La differenza tra un uomo civile e un barbaro non è nello spirito civile del primo e nella violenza del secondo, ma nella consapevolezza che la civiltà deve avere della validità relativa della propria cultura che, però, è disposta a difendere senza indietreggiare. Noi, invece, non crediamo più nella nostra cultura della quale vogliamo i frutti ma non gli sforzi e il duro lavoro necessari per crearli e curarli. Posti davanti al male terroristico islamico siamo disposti proprio a indietreggiare e a nutrire ingiustificati sensi di colpa nella illusoria speranza di conservare così con un baratto pace e benessere che invece – è fin troppo evidente – sono un cavallo di Troia che porta nel ventre sopraffazione e malessere. Così, piuttosto che della nostra cultura che garantisce una libertà plurale siamo disposti a discutere di una multi-cultura che, nel migliore dei casi, è un pasticcio retorico; piuttosto che essere responsabili e buoni siamo compiaciuti del nostro buonismo irresponsabile.

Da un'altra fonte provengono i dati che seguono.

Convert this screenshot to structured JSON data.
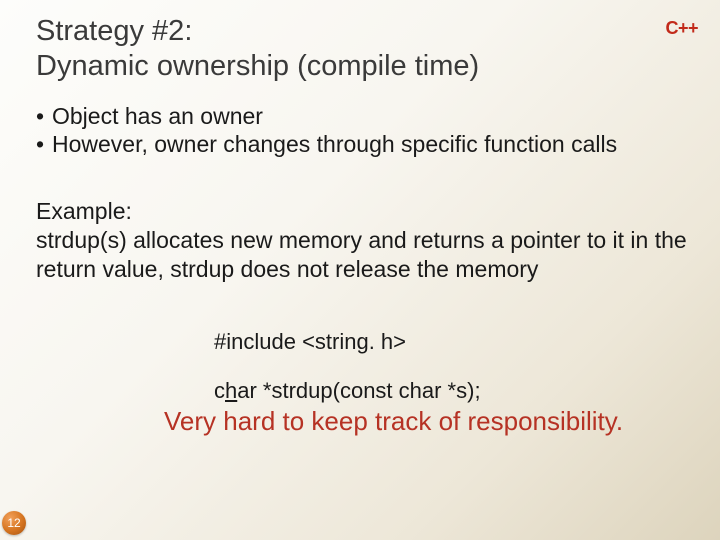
{
  "title_line1": "Strategy #2:",
  "title_line2": "Dynamic ownership (compile time)",
  "badge": "C++",
  "bullets": [
    "Object has an owner",
    "However, owner changes through specific function calls"
  ],
  "example": {
    "heading": "Example:",
    "body": "strdup(s) allocates new memory and returns a pointer to it in the return value, strdup does not release the memory"
  },
  "code": {
    "include": "#include <string. h>",
    "proto_pre": "c",
    "proto_ul": "h",
    "proto_post": "ar *strdup(const char *s);"
  },
  "footnote": "Very hard to keep track of responsibility.",
  "page_number": "12"
}
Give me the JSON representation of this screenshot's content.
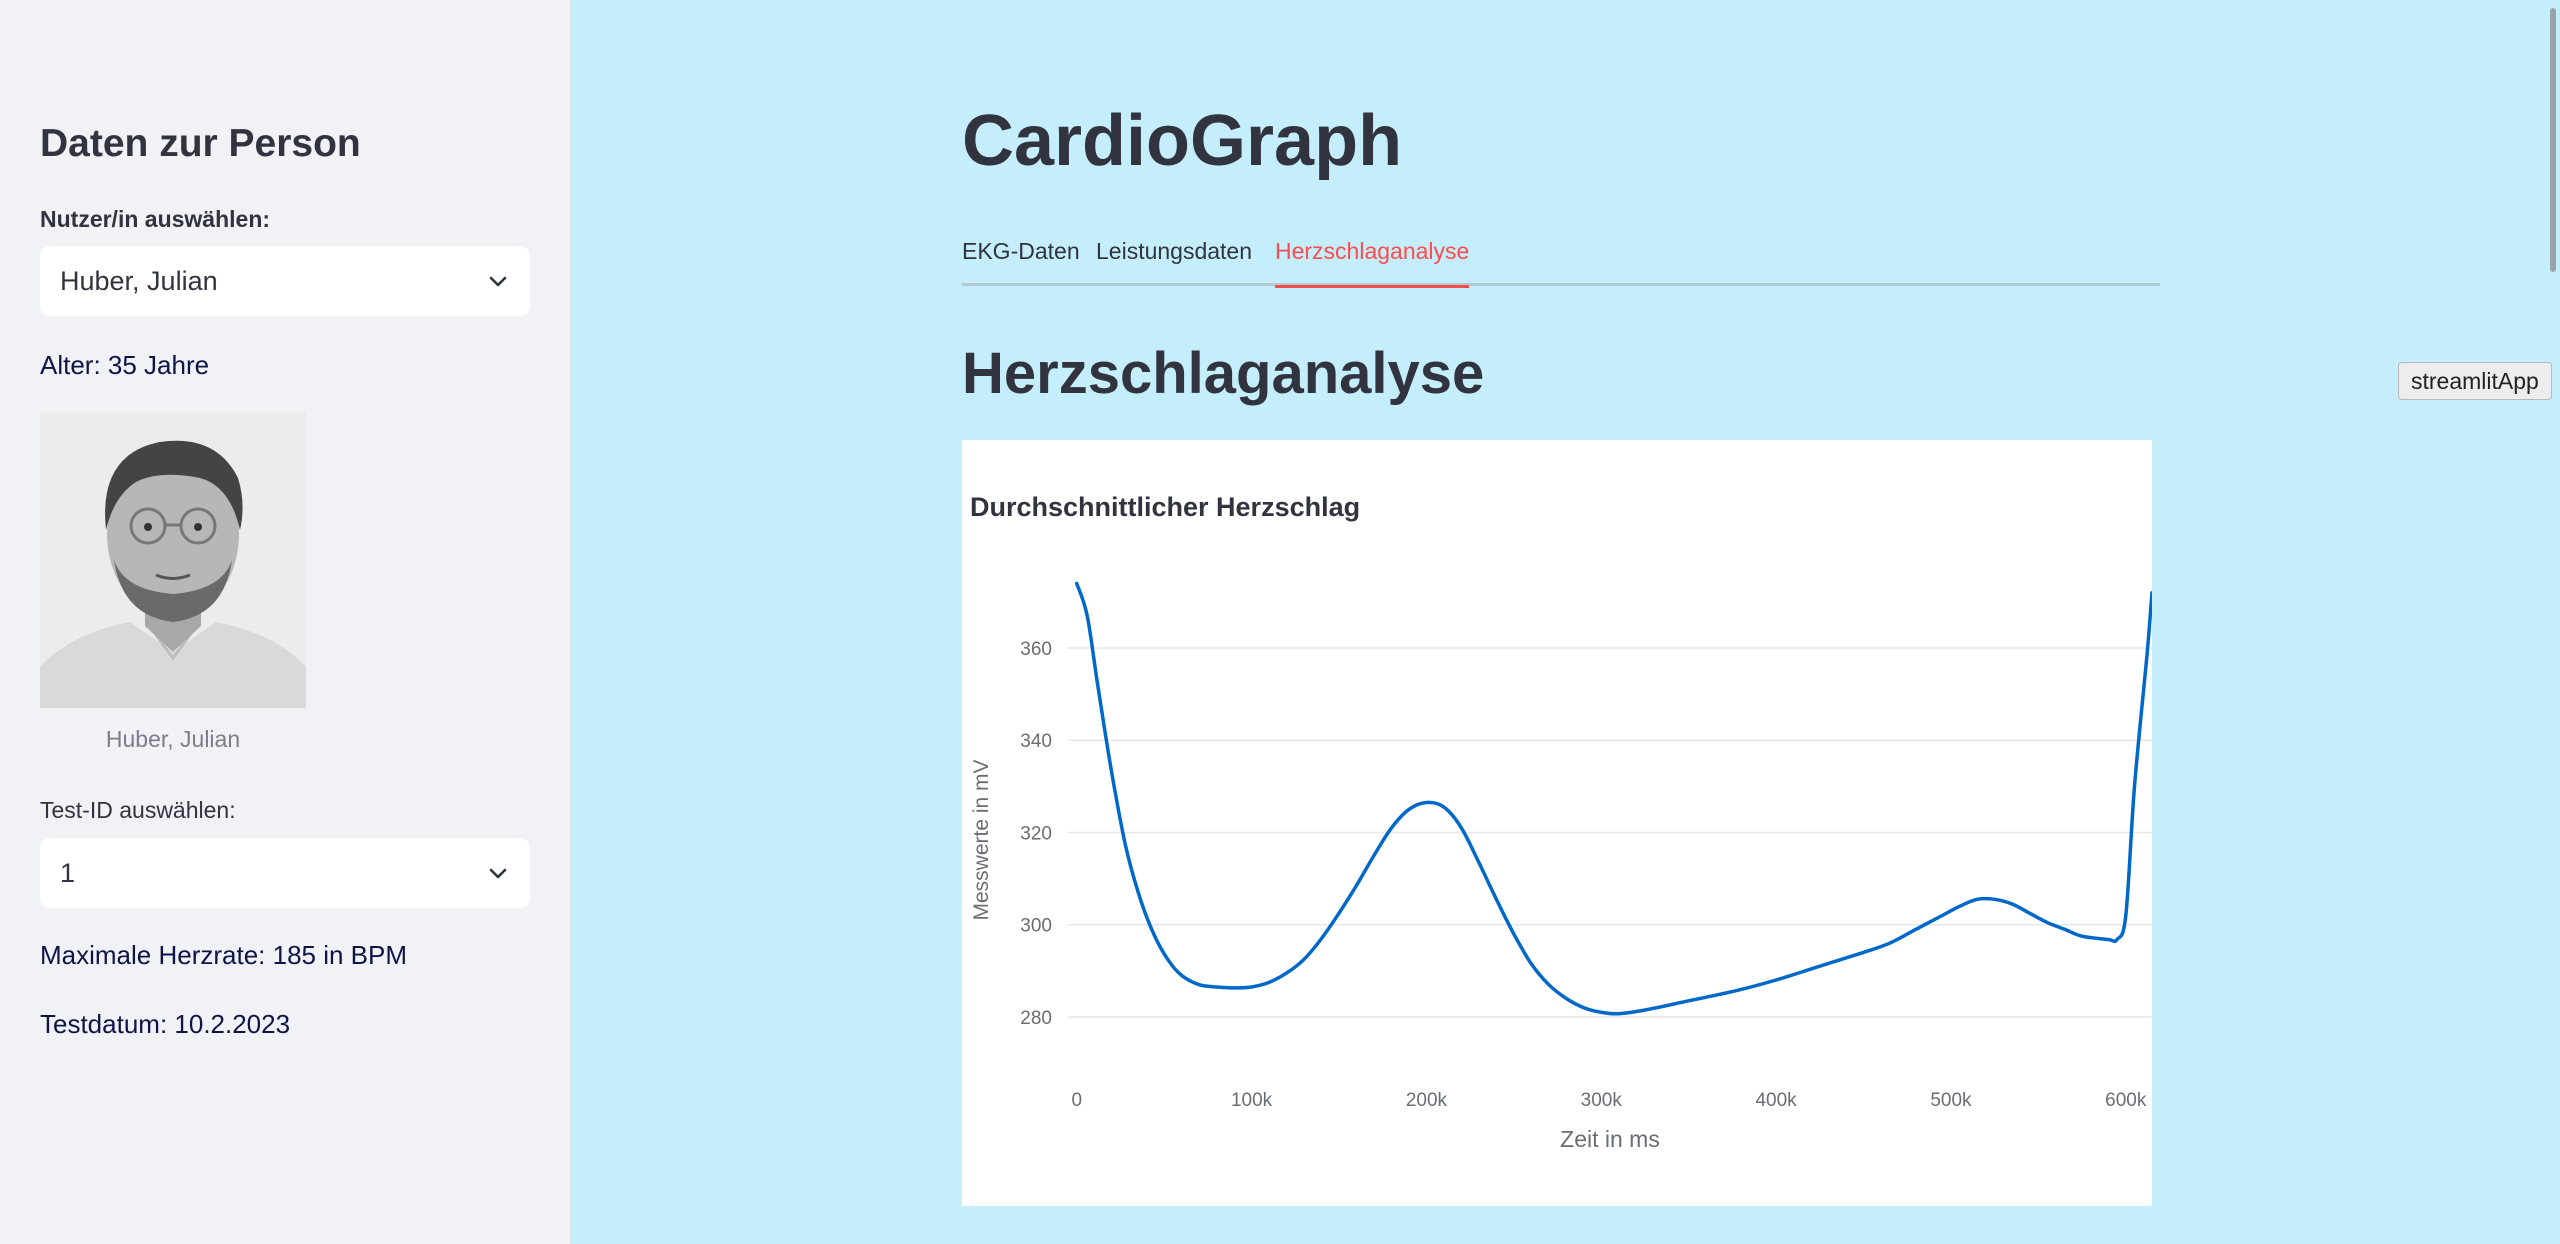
{
  "sidebar": {
    "title": "Daten zur Person",
    "user_label": "Nutzer/in auswählen:",
    "user_value": "Huber, Julian",
    "age_text": "Alter: 35 Jahre",
    "photo_caption": "Huber, Julian",
    "test_label": "Test-ID auswählen:",
    "test_value": "1",
    "max_hr_text": "Maximale Herzrate: 185 in BPM",
    "test_date_text": "Testdatum: 10.2.2023"
  },
  "main": {
    "title": "CardioGraph",
    "tabs": [
      {
        "label": "EKG-Daten",
        "active": false
      },
      {
        "label": "Leistungsdaten",
        "active": false
      },
      {
        "label": "Herzschlaganalyse",
        "active": true
      }
    ],
    "section_title": "Herzschlaganalyse"
  },
  "tooltip": "streamlitApp",
  "colors": {
    "accent": "#ff4b4b",
    "main_bg": "#c4eefb",
    "sidebar_bg": "#f0f2f6",
    "line": "#0068c9"
  },
  "chart_data": {
    "type": "line",
    "title": "Durchschnittlicher Herzschlag",
    "xlabel": "Zeit in ms",
    "ylabel": "Messwerte in mV",
    "xlim": [
      -5000,
      615000
    ],
    "ylim": [
      275,
      378
    ],
    "xticks": [
      0,
      100000,
      200000,
      300000,
      400000,
      500000,
      600000
    ],
    "xtick_labels": [
      "0",
      "100k",
      "200k",
      "300k",
      "400k",
      "500k",
      "600k"
    ],
    "yticks": [
      280,
      300,
      320,
      340,
      360
    ],
    "grid": true,
    "legend": "none",
    "series": [
      {
        "x": [
          0,
          6000,
          12000,
          20000,
          28000,
          36000,
          44000,
          52000,
          60000,
          70000,
          80000,
          90000,
          100000,
          110000,
          120000,
          130000,
          140000,
          150000,
          160000,
          170000,
          180000,
          190000,
          200000,
          210000,
          220000,
          230000,
          240000,
          250000,
          260000,
          270000,
          280000,
          290000,
          300000,
          310000,
          325000,
          350000,
          375000,
          400000,
          425000,
          450000,
          465000,
          480000,
          495000,
          505000,
          515000,
          525000,
          535000,
          545000,
          555000,
          565000,
          575000,
          590000,
          595000,
          600000,
          605000,
          612000,
          615000
        ],
        "y": [
          374,
          367,
          352,
          333,
          317,
          306,
          298,
          292.5,
          289,
          287,
          286.5,
          286.3,
          286.5,
          287.5,
          289.5,
          292.5,
          297,
          302.5,
          308.5,
          315,
          321,
          325,
          326.5,
          325.5,
          321,
          313.5,
          305.5,
          298,
          291.5,
          287,
          284,
          282,
          281,
          280.7,
          281.5,
          283.5,
          285.5,
          288,
          291,
          294,
          296,
          299,
          302,
          304,
          305.5,
          305.5,
          304.5,
          302.5,
          300.5,
          299,
          297.5,
          296.8,
          296.8,
          302,
          330,
          358,
          372
        ]
      }
    ]
  }
}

Fioriscono così tante sciocchezze in cui si usa la storia a fini politici o, peggio, ideologici, si pretende fare la solita errata-corrige al mondo per spiegare, con un maldestro determinismo, lo stato attuale delle cose che, invece, non risponde né alla storia nella storiografia – figurarsi alla cronologia – ma alla nostra coscienza presente e ai nostri governi.
Il terrore sotto casa suscita grandi dibattiti televisivi e social. La libera discussione è una risorsa della nostra cultura ma troppo spesso la discussione diventa la clasa discutidora che già era la parodia della borghesia liberale e ora è diventato il lamento dell’intrattenimento e del disorientamento organizzato. Quante banalità ascoltiamo ogni giorno come se fossero grandi verità. Gli analisti più fini arrivano a dire che abbiamo il nemico in casa e si tratta di un nemico pericoloso perché sfugge all’identificazione e alla prevedibilità. Il giudizio del politologo e dello scienziato sociale è uguale al commento preoccupato dell’uomo qualunque. L’Europa ha tanto benessere ma non ha più cultura. Non saranno le analisi sociali a trarci fuori dalla paura e dalla minaccia. Il nemico è in casa nostra giacché noi siamo i nostri nemici perché abbiamo paura del coraggio che serve per difendere la nostra vita civile che è migliore non perché perfetta ma proprio perché è imperfetta ma libera. La libertà non è né innocente né gratuita e noi europei dobbiamo imparare a reggere il peso della nostra stessa umanità resistendo alla tentazione diabolica delle eterne anime belle.